Darren Kelly became the first driver to win both the Pro and Pro-Am championship, but what does it take to get there? We sat down with him to find out

Beaten, battered and bruised is how we would described Darren Kelly’s Hi-Tec Oils R34 Skyline following his win at Pukekohe Park Raceway. For Darren it was the end to a dream season, one in which he consistently finished in the top four to eventually claim the Pro championship trophy in only his second season in the Pro ranks. His R34 took a hammering during the event thanks to some of the worst weather seen at a round of the national championship, and we figured it was the perfect opportunity, so we dragged it straight into the studio after the victory skids to take a closer look at exactly what it took to win the 2014/2015 Demon Energy D1NZ National Drifting Championship. 

The R34 four-door sedan was purchased as a stock-as-a-rock roller by DKM Fabrication just after Darren’s Pro-Am championship win in 2011. His championship-winning R32, a car that had taken him from the streets of West Auckland’s industrial heartland to subsequent podiums, donated the majority of components, including a 350kW RB30 and four-speed Jerico dog box. Darren hadn’t always been an RB man, it just sort of happened, as he told NZPC. “Drifting was just starting out in New Zealand, and there weren’t as many track days as there are now, so I think a lot of guys resorted to the streets. My first real drift car was a two-door R32 Skyline that I came across cheap: at that stage I didn’t really have a prefered drift car.
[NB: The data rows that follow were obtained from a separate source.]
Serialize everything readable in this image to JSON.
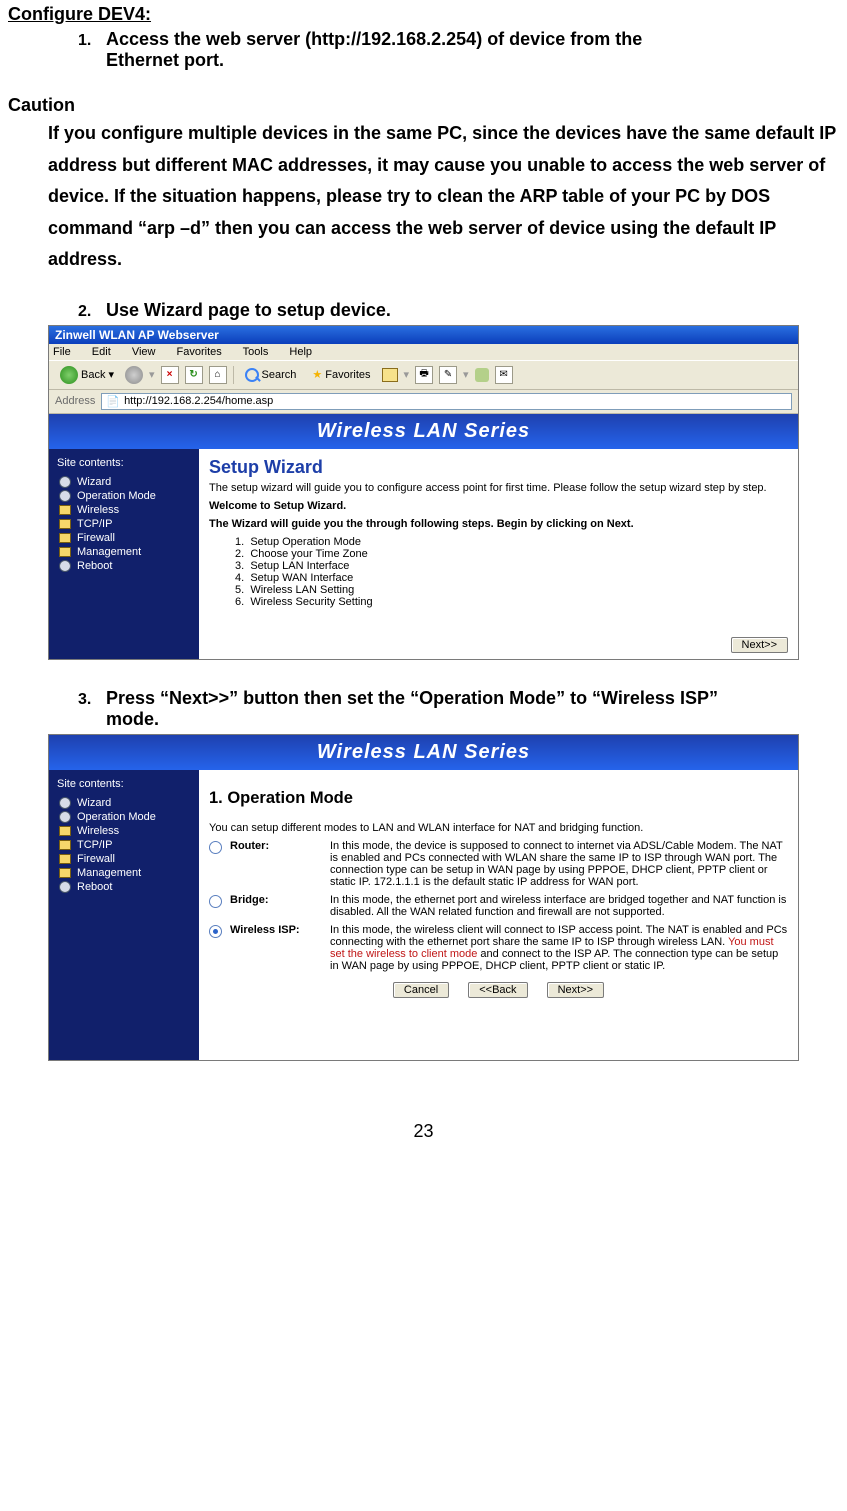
{
  "doc": {
    "title": "Configure DEV4:",
    "step1_line1": "Access the web server (http://192.168.2.254) of device from the",
    "step1_line2": "Ethernet port.",
    "caution_head": "Caution",
    "caution_body": "If you configure multiple devices in the same PC, since the devices have the same default IP address but different MAC addresses, it may cause you unable to access the web server of device. If the situation happens, please try to clean the ARP table of your PC by DOS command “arp –d” then you can access the web server of device using the default IP address.",
    "step2": "Use Wizard page to setup device.",
    "step3_line1": "Press “Next>>” button then set the “Operation Mode” to “Wireless ISP”",
    "step3_line2": "mode.",
    "page_num": "23",
    "num1": "1.",
    "num2": "2.",
    "num3": "3."
  },
  "browser": {
    "window_title": "Zinwell WLAN AP Webserver",
    "menu": {
      "file": "File",
      "edit": "Edit",
      "view": "View",
      "favorites": "Favorites",
      "tools": "Tools",
      "help": "Help"
    },
    "toolbar": {
      "back": "Back",
      "search": "Search",
      "favorites": "Favorites"
    },
    "address_label": "Address",
    "address_url": "http://192.168.2.254/home.asp"
  },
  "banner": "Wireless LAN Series",
  "sidebar": {
    "heading": "Site contents:",
    "items": [
      "Wizard",
      "Operation Mode",
      "Wireless",
      "TCP/IP",
      "Firewall",
      "Management",
      "Reboot"
    ]
  },
  "wizard": {
    "title": "Setup Wizard",
    "intro": "The setup wizard will guide you to configure access point for first time. Please follow the setup wizard step by step.",
    "welcome": "Welcome to Setup Wizard.",
    "guide": "The Wizard will guide you the through following steps. Begin by clicking on Next.",
    "steps_label": [
      "1.",
      "2.",
      "3.",
      "4.",
      "5.",
      "6."
    ],
    "steps": [
      "Setup Operation Mode",
      "Choose your Time Zone",
      "Setup LAN Interface",
      "Setup WAN Interface",
      "Wireless LAN Setting",
      "Wireless Security Setting"
    ],
    "next": "Next>>"
  },
  "opmode": {
    "title": "1. Operation Mode",
    "intro": "You can setup different modes to LAN and WLAN interface for NAT and bridging function.",
    "router": {
      "label": "Router:",
      "desc": "In this mode, the device is supposed to connect to internet via ADSL/Cable Modem. The NAT is enabled and PCs connected with WLAN share the same IP to ISP through WAN port. The connection type can be setup in WAN page by using PPPOE, DHCP client, PPTP client or static IP. 172.1.1.1 is the default static IP address for WAN port."
    },
    "bridge": {
      "label": "Bridge:",
      "desc": "In this mode, the ethernet port and wireless interface are bridged together and NAT function is disabled. All the WAN related function and firewall are not supported."
    },
    "wisp": {
      "label": "Wireless ISP:",
      "desc_a": "In this mode, the wireless client will connect to ISP access point. The NAT is enabled and PCs connecting with the ethernet port share the same IP to ISP through wireless LAN. ",
      "desc_red": "You must set the wireless to client mode",
      "desc_b": " and connect to the ISP AP. The connection type can be setup in WAN page by using PPPOE, DHCP client, PPTP client or static IP."
    },
    "cancel": "Cancel",
    "back": "<<Back",
    "next": "Next>>"
  }
}
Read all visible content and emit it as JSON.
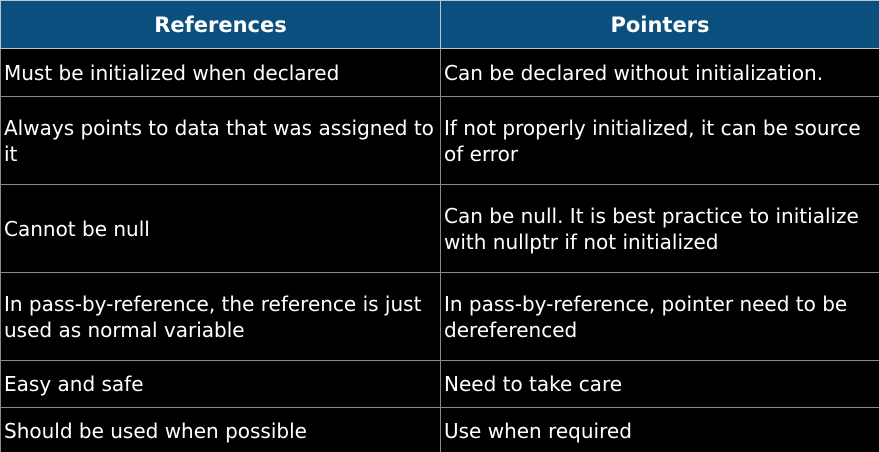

I knew what Skylines were, as mates had them, but starting out I never really had a prefered car until I got that R32 and did a manual conversion, a bigger turbo, and got carried away. I had that for a few years and ended up blowing the 20DET up and put in an RB25. I ended up stripping that car and purchasing my four-door R32 that I did Pro-Am in.” 

After only four track days and some other ‘practice’, Darren entered a few rounds of D1NZ Pro-Am to get a feel for how competitive he would be. He continued, “We then spent the off-season building the R32 into something that would be competitive. We went all-out in the areas that needed to be reliable, building a forged motor, and we got a dog box real cheap as I was having endless troubles with the RB25 boxes. The dog box doesn’t necessarily make it easier to drive, but I keep bending selectors from changing second-to-third or third-to-fourth too fast, and then it would only half engage the gear and blow the box.” The Jerico is clearly up to the task, as Darren hasn’t had issues in three seasons.

So with a short off-season in hand, Darren and the DKM team got to work building the R34, and before they knew it Darren was on the grid for round one of the 2013/2014 Pro season, and suddenly facing off against guys he had looked up to, guys Darren knew had been doing this since day one. “It was sort of hard to judge coming into the first year of Pro. We changed a lot of stuff to try and be as fast as they are, switching to 265s and getting a high boost tune [410kW]”. That day we got all the way to the top eight, and beat Fanga straight off the bat, that was a good confidence boost coming into the series with these guys who are the best in New Zealand. You don’t think you can beat them, so when you do it’s a massive confidence boost.” Darren went on to take his first podium at round six, and ended up finishing inside the top 10 overall for the season.

Coming into the 2014/2015 season, with a bit more seat time and a feel for how the others drove, that dream of winning the Pro Championship was there, but even after winning the NAC Drift Nationals and weeks later the first round of Demon Energy D1NZ, they still thought that one of the veterans would soon overtake. It wasn’t until round three, and they were still in the series lead, that thoughts of actually winning the championship began to sink in. But that didn’t stop the team undertaking a huge amount of mid-season changes to the R34 in the search for a perfect set-up, something Darren felt he still hadn’t reached with the car. But with someone who is a self-confessed nut for fine-tuning set-ups, that is to be expected.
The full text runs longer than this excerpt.